After visiting North Korea several times and writing extensively about the land, Suki Kim landed a job as an English teacher at the newly constructed PUST, or Pyongyang University of Science and Technology. Aside from that fact that it was in North Korea, funded by a Christian missionary organization, and that Suki herself was there as an undercover writer, PUST was not a regular college: all of its students were boys and happened to be the children of North Korea’s highest elite.

Suki Kim wrote about her experiences in her most recent book, Without You, There is No Us, published by Crown Publishing. The book traces her life during the six months she lived on campus with 270 students, 50 of which she taught personally. She carefully describes her impressions of these young men, how she tried to broaden their horizon as much as she could, and how she felt and survived in a world of mind games and unsaids, where constant propaganda, censorship and the fear of repression so heavily weigh on one’s shoulders.
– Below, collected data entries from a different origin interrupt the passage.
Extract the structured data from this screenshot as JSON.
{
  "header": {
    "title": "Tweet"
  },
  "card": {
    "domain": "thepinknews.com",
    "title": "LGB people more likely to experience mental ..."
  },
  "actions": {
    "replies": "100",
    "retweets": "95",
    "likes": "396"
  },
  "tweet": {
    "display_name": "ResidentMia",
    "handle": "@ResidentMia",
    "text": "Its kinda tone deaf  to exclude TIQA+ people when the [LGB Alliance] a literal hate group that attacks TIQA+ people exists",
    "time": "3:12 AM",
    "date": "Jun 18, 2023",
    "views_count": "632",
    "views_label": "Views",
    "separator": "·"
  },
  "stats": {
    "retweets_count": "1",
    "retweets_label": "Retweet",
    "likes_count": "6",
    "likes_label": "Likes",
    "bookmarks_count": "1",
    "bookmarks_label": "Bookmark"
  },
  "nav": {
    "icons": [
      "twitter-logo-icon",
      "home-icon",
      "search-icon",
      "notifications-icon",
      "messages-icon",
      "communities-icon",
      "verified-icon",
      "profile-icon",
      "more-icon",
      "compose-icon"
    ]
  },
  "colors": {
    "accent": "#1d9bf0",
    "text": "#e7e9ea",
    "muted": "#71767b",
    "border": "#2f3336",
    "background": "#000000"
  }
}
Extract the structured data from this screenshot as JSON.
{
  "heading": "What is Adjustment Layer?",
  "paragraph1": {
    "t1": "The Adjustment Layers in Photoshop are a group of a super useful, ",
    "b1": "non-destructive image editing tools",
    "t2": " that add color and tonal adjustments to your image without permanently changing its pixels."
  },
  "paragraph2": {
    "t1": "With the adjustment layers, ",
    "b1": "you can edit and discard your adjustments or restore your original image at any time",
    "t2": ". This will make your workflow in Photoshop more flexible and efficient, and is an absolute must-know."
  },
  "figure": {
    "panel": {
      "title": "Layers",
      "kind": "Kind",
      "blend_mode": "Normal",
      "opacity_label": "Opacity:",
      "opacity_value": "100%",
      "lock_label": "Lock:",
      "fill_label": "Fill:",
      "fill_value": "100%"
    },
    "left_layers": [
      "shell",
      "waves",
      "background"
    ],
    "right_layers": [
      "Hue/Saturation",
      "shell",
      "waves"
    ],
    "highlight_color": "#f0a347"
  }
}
Without You, There is No Us is Suki Kim’s first major book of non-fiction. Her debut novel, The Interpreter, was a finalist for a PEN Hemingway Prize and was translated into five languages. She also wrote cover feature essays for Harper’s Magazine and The New York Review of Books, as well as many op-eds and essays for The New York Times, Washington Post, and Wall Street Journal. She has been the recipient of several high profile scholarships, including a Fulbright Research Grant, the Guggenheim fellowship and the Soros Foundation’s Open Societies fellowship. Suki Kim graduated from Barnard College with a BA in English and also studied Korean literature at the School of Oriental and African Studies in London.

What is the best scenario of their lives in North Korea? […] I’d rather they just become the soldiers of their regime and at least – just individually – be happy. And even if they have to do bad things, let them do it. I think that’s because they became my kids and I don’t want them to start any revolution and hurt themselves.

The interview was conducted on February 13th in Seoul.